The local port was an intense place since it also serves as a fishing port, meaning we first had to weave through fish and other market vendors. Boats to the islands depart only when they are full, and the fare depends on how well you negotiate. Unfortunately, due to language barriers, we had a misunderstanding here. At a half-full boat, we asked how much it would cost to take us to the farther island (Îles de Los). In English, we were told “25,000” (which is just under €3). We agreed, and the boat set off—only for us to later find out that they actually meant 250,000 (around €30). Essentially, they wanted us to cover the remaining seats to ensure an immediate departure (a common practice among Western travelers who prefer paying extra rather than waiting).




We realized the misunderstanding once we arrived on the island when the captain looked confused as we handed him 25,000 Guinean francs. In the end, we reached a compromise because we felt sorry for the captain, who rents the boat and likely wouldn’t have made enough money that day. We agreed that, for the same amount, they would also take us back to Conakry.
Unfortunately, this ruined our plan to visit another island, so we set off to explore this small one instead. At first, we didn’t like it much because it turned out to be the “luxury” island, where wealthy locals come for picnics since the water here is cleaner and less polluted than the beaches near the port. However, we didn’t want to be near our boat companions, as they had refused to help us earlier and were probably the ones who convinced the captain to charge us for the remaining boat seats.
Some travel days are harder than others, and this was one of those moments when we felt a bit discouraged. We started our walk with a bad taste in our mouths, but our mood quickly lifted thanks to the kind people we met along the way.
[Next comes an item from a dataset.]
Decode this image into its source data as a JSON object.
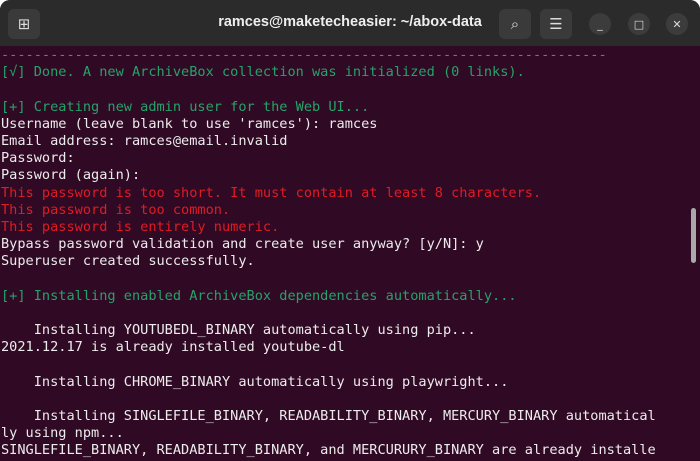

First, we stopped by a small café, ate an omelet sandwich, and made friends with the staff and nearby workers. Then we walked to the village, had a very cheap beer with the locals at the fishing port, and continued on to climb up to a viewpoint. On the way back down, we ended up at the same bar again, where we met a fascinating older man who shared stories of his adventurous life—how he traveled and worked across different West African countries. He now leads tours and owns a small beach in the northern region of the country. Finally, when we returned to the boat dock, we still had half an hour to spare, so we rejoined the café staff and met some local Rastafarians.



On Thursday, we received news that we could get our DRC visa, but only if we first obtained a visa for the Republic of the Congo. We had hoped to avoid this, as it was nearly ten times more expensive here than in Cameroon, but we had no choice—according to travel reports, the DRC visa was only available in Conakry. The process of traveling to and from the city took an entire day. However, the DRC visa officer kindly offered to meet us in the evening at our neighborhood (as she lives nearby as well) and take our passports in for processing the next day, meaning we only had to return to the city once more to pick them up. By early Friday afternoon, we were finally on our way to our next destination: Sierra Leone.
Later, we read that Guinea is even less touristy than Guinea-Bissau and, according to last year’s data, ranks among the world’s ten least-visited countries. This explains why traveling here can be incredibly difficult—there is virtually no infrastructure (we met a backpacker who confirmed that public transportation makes it even harder). But the people make up for everything, even though most of the time we don’t share a common language. For Eszti, Guinea became one of her favorite countries, and—contrary to most travel reports—Conakry became her favorite African capital.